Pour ce qui est des optiques je partage aussi ce point de vue. J'avais effectivement vu que les optiques étaient retravaillées à la main, mais je l'avais oublié. Et effectivement en galerie le côté artisanal a une très grande importance, ce qu'on peut comprendre si on intègre le concept d'oeuvre originale.

Georges G.

J aime bien le rendu de bruno aveillan en ce moment j essaye de bricoler des choses dans ce sens et de ce point de vue je pense qu il est possible d arriver a ce resultat avec des objectif recent. En adaptant une matte box avec la creation de filtre en different materiaux et avec differente opacite et avec differente diffraction, tout ca applique d une facon local ou global a l image.je suis en train de faire quelque essais en mf et les resultats sont interessant et peuvent aller dans le sens du photographe cite.en tout cas c bidoullage fond aussi parti de procede.

De toute maniere, un rendu ancien peut attirer et le chemin pour s y rendre passe par une multitude de carrefour qui au final nous amenes a un resultat qui nous est propre
De meme que pour un rendu numerique, mais je suis d accord la demande pour ces mediums  est aprendre en compte pour un photographe

esox_13

Surtout qu'elle est tout à fait légitime pour un collectionneur.

landscapephoto

Encore une remarque sur les objectifs utilisés par les pictorialistes du début du XXème siècle: les films de l'époque étaient orthochromatiques et les objectifs sont construits en conséquence. Sur des films modernes panchromatiques, les effets de flous ne correspondent pas à ce qui est attendu. Il faut soit utiliser des films anciens, soit corriger en conséquence.

Deux sites (américains) sur les objectifs d'époque:

http://www.antiquecameras.net/softfocuslenses.html
http://tonopahpictures.0catch.com

Une dernière remarque: les bons objectifs d'époque sont recherchés et donc chers.

esox_13

Tu as l'air de bien connaître le sujet... Super intéressant. Dans un premier temps je vais faire simple : utiliser des impressions sur transparent pour tenter deux trois trucs.

esox_13

#13
Il parait qu'il existe une version pdf de l'esprit des sels. (Edit : trouvé !)

JE vais aussi faire deux trois expériences avec des lentilles toutes bêtes, j'avais fait ça pour des éclairages et c'était bien sympa.

Georges G.


esox_13


landscapephoto

Pour les procédés anciens, on peut aussi se référer au traité de photographie d'Alphonse Davanne qui est dans le domaine public et peut se télécharger légalement sur le site de la bibliothèques de Nîmes (2 tomes de 600 pages):

http://bibliotheque-numerique.nimes.fr/search/search.php?author=Davanne%2C+Alphonse&

Il est d'ailleurs probablement aussi disponible à Marseille.

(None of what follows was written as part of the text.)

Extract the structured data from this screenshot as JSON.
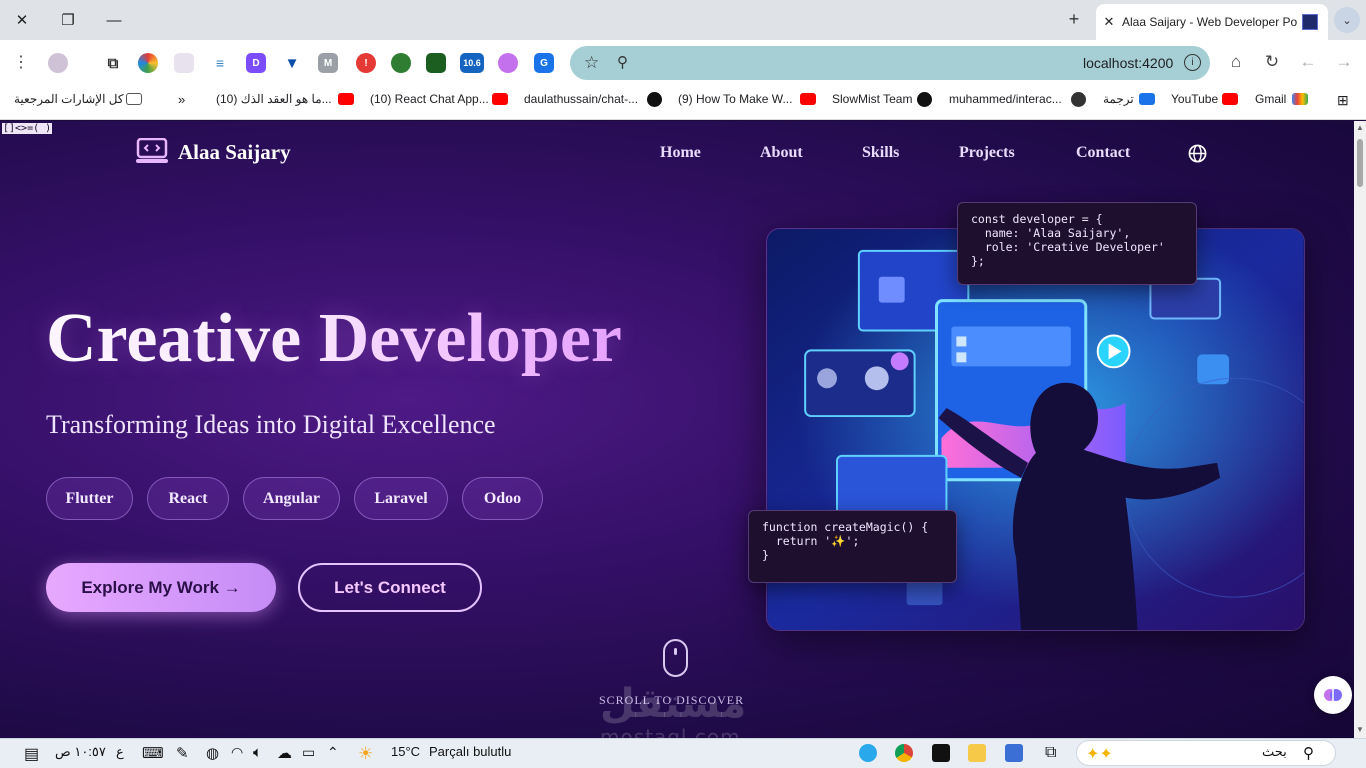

Plus actuel, mais en Anglais, les forums des américains passionnés...

esox_13

Super, merci pour le lien, je vais tout de même commencer par l'esprit des sels... En ce qui concerne les forums américains, tu en conseillerais certains en particulier ?

PS : tu as déjà tenté l'expérience de ce type de pratique à partir de fichiers numériques ?

elscode

#18
Attention la production de négatif numérique est plus compliquée qu'il y parait au premier abord.

Les 2 difficultés principales sont :

1. Obtenir des noirs suffisamment denses pour atteindre un contraste suffisant. Le contraste à atteindre est très dépendant du procédé de tirage envisagé. Mais très peux d'imprimantes ont des encres suffisamment dense pour les procédés kallitype, papiers salés (albuminés) et platino-palladium.

2. Il faut produire une courbe pour linéariser les contrastes. Les procédés anciens n'ont pas une distribution des tonalités linérairement  lié au négatif.

On se retrouve TRES rapidement avec des soucis de cassures tonales très marquée avec un processus pas parfaitement au point ou des encres inadaptées.

Il faut également des transparents de grande qualité. (j'utilise ceux que je trouve chez Disactis, ils sont parfait)

Il existe beaucoup de documentation sur le sujet. Encore une fois, la littérature anglophone est nettement plus riche sur ce sujet.

As-tu une idée du procédé de tirage que tu souhaites mettre en oeuvre ?

esox_13

Pas encore, je découvre, je vais partir du plus simple à mettre en oeuvre, du moins avec des ingrédients simples. Pour le moment je me documente. Tu as une suggestion pour découvrir cet "univers" ?

elscode

Ca dépend . . .

Tu as une insoleuse UV ?
Tu as un agrandisseur ?

Ou uniquement exposition au soleil ?

esox_13

Non, je n'ai plus d'agrandisseur, ça se passera simplement au soleil.

elscode

Dans ce cas je te conseille un procédé à image apparente lors de l'exposition.
Ca permet de contrôler l'exposition visuellement.

Démarrer par le cyanotype me semble une bonne idée pour 3 raisons :

- contrôle visuel de l'exposition
- peut fonctionner avec des négatifs de densité moyenne
- les chimies mises en oeuvres sont peu toxiques et peu cher.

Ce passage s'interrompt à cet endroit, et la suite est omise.